Pflege von Familienmitgliedern im Christentum

- helfen ist eine Pflicht
Ein Mädchen führt eine alte Frau, die an einem Stock geht.
© vbaleha - fotolia.com
Die Nächstenliebe spielt im Christentum eine wichtige Rolle. Jeder ist zur Hilfsbereitschaft aufgerufen. Darum kümmern sich christliche Familien meistens selbst um Angehörige, die Hilfe brauchen. Daneben engagieren sich seit hunderten von Jahren auch die Kirchen und christliche Organisationen für alte, kranke, behinderte und arme Menschen.

In christlichen Krankenhäusern, Altenheimen und anderen Einrichtungen hängen oft Kreuze an den Wänden. Hilfe bekommen dort aber alle Menschen, egal welcher Religion sie angehören.

Der größte katholische Wohlfahrtsverband ist die Caritas.

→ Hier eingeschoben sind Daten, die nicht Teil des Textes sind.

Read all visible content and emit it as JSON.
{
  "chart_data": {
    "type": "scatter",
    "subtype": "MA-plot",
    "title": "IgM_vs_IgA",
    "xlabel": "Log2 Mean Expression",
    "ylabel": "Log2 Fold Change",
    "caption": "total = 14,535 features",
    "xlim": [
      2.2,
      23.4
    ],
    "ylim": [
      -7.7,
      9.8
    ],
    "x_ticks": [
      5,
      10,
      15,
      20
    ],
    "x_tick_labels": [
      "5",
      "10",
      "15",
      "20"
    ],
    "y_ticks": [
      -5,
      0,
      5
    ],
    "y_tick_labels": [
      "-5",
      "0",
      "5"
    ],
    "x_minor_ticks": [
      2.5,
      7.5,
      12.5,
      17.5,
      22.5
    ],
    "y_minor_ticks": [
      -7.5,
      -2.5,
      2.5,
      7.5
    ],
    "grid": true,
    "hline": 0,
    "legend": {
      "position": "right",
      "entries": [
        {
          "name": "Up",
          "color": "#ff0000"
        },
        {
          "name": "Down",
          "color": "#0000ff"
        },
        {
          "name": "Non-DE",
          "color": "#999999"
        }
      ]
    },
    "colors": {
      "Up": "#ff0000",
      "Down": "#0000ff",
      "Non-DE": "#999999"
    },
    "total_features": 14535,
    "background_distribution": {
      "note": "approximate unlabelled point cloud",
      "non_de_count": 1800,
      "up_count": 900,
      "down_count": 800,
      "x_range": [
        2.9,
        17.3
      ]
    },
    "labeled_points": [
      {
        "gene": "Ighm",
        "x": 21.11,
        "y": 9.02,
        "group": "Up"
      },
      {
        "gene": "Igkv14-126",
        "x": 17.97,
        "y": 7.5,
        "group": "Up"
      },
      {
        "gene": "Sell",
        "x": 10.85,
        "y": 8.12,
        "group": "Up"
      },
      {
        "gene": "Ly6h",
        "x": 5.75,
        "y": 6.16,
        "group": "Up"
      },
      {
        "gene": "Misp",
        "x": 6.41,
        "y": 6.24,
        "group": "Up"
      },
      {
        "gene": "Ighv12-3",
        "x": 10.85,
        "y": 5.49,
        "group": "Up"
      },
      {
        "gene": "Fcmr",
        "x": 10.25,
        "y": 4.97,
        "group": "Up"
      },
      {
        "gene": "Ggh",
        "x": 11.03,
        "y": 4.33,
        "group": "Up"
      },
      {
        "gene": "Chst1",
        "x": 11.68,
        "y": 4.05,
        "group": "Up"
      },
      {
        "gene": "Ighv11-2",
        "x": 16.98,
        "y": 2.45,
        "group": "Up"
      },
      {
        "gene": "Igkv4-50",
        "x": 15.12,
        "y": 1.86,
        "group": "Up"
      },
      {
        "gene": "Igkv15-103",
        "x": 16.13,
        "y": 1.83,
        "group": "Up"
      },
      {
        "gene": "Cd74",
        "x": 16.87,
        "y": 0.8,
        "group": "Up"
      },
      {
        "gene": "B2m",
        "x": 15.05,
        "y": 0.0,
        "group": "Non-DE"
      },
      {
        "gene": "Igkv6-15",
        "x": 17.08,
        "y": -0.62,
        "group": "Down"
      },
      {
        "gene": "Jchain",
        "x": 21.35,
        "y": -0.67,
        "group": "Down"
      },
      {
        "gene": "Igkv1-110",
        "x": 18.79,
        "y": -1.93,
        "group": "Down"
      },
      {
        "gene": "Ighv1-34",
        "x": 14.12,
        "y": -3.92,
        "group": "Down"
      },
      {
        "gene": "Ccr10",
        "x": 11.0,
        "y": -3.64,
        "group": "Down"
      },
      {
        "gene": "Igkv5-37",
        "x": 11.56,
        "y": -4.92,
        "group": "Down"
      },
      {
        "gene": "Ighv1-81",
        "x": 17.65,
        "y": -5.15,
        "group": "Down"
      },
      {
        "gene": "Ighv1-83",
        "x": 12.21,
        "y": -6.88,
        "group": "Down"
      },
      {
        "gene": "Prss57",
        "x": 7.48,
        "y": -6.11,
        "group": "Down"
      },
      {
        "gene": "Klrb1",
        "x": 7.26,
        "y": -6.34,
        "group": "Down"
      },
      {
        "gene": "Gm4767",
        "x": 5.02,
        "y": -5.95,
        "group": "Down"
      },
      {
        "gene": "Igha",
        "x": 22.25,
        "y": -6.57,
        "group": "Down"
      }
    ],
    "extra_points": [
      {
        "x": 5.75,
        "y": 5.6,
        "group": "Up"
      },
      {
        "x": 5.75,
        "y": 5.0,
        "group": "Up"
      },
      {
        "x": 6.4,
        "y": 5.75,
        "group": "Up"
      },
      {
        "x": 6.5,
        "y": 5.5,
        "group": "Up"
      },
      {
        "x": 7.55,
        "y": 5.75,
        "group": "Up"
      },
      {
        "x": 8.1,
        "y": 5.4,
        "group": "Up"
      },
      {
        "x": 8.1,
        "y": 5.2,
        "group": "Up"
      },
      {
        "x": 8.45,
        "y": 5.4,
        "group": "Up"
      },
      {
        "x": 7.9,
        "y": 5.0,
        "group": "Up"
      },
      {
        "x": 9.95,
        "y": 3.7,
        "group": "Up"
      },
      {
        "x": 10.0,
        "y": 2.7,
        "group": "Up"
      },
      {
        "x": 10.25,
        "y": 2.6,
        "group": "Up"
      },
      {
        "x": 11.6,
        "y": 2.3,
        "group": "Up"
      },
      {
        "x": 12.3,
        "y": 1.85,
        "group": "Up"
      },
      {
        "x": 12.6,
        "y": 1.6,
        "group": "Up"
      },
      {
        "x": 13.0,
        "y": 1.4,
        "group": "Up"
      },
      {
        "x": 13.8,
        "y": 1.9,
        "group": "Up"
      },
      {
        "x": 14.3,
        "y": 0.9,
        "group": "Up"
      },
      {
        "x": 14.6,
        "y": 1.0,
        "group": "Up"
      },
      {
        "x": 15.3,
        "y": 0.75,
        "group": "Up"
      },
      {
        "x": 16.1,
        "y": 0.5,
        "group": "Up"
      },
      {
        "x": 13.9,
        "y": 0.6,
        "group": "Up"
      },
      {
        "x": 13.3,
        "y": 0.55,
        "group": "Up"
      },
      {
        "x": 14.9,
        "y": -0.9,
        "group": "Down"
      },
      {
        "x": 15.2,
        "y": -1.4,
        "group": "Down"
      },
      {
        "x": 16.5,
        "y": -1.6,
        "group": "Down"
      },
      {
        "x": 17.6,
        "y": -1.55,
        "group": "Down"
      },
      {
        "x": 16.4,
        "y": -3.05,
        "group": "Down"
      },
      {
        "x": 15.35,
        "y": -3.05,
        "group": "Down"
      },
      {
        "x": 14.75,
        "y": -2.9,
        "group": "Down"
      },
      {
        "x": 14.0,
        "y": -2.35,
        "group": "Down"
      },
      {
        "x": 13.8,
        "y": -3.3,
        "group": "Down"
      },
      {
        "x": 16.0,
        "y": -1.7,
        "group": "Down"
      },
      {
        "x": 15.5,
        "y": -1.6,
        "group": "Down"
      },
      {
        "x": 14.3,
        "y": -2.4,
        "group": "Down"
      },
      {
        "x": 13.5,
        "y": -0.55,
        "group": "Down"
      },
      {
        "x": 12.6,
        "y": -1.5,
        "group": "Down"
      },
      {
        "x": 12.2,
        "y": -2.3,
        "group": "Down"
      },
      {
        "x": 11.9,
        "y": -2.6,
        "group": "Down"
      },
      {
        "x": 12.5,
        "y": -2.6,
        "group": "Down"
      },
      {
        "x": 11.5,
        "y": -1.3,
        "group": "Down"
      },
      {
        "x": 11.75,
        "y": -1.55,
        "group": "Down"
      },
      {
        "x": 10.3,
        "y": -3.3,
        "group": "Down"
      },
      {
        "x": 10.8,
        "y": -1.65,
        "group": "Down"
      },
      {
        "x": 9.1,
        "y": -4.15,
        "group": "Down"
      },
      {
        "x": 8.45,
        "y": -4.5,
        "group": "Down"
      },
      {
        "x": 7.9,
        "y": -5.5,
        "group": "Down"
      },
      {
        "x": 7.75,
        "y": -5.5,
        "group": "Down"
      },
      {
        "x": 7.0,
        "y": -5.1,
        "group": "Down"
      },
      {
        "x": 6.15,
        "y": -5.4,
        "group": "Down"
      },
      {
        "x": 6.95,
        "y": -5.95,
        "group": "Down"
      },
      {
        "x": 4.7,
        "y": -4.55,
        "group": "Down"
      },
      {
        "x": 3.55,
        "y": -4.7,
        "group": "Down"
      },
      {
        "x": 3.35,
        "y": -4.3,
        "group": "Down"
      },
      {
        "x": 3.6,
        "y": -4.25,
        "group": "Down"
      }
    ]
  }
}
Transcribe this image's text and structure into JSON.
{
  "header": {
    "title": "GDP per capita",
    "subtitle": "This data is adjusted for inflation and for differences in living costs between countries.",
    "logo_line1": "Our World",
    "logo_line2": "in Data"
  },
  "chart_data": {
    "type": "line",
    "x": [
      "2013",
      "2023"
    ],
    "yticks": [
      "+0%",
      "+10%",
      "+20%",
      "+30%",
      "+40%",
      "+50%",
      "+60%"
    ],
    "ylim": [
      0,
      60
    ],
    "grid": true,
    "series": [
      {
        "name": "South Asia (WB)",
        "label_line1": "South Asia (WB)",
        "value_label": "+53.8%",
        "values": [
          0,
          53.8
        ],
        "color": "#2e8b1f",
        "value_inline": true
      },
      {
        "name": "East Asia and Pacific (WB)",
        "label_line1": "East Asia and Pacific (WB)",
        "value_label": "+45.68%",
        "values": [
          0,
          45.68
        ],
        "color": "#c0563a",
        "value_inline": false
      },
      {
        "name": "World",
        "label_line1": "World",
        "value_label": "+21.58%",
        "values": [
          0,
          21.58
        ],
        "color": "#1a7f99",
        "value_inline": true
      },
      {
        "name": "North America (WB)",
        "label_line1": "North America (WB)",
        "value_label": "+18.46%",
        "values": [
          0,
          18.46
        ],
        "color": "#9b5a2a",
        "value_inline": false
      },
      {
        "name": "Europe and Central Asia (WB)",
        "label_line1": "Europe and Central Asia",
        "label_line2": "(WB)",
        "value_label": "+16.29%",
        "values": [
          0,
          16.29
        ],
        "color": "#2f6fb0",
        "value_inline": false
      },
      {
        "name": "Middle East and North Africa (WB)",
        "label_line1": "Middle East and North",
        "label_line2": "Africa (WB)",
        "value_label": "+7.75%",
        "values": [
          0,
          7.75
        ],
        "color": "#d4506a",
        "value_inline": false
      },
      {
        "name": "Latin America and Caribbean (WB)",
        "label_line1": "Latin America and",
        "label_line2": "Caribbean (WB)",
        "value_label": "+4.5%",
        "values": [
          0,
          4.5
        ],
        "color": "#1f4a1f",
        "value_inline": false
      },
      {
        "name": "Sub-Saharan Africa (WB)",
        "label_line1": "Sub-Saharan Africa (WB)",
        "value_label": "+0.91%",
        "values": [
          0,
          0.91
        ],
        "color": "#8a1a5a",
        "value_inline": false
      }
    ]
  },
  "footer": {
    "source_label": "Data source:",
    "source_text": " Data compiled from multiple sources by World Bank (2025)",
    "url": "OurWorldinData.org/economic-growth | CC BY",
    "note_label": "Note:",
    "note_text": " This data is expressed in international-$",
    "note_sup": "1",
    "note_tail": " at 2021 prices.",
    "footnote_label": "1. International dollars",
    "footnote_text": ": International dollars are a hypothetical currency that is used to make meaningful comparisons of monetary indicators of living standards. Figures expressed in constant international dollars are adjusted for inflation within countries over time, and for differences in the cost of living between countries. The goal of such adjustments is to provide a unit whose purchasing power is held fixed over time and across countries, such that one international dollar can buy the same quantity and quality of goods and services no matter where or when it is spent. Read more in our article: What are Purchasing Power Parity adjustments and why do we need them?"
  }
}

Das Wort stammt aus dem Lateinischen und heißt „Hochachtung, Wohltätigkeit, Nächstenliebe“.

Das Hilfswerk der Evangelischen Kirche in Deutschland ist die Diakonie. Das Wort kommt aus dem Griechischen und bedeutet Dienst. Viele Mitarbeiter der Diakonie versorgen zum Beispiel Pflegebedürftige in ihren eigenen Wohnungen. Aber die Diakonie betreibt auch Krankenhäuser und andere Einrichtungen.

Der evangelische Johanniter-Orden engagiert sich vor allem im Rettungsdienst und hilft bei Katastrophen. Bei ihnen kannst du auch einen Erste-Hilfe-Kurs besuchen.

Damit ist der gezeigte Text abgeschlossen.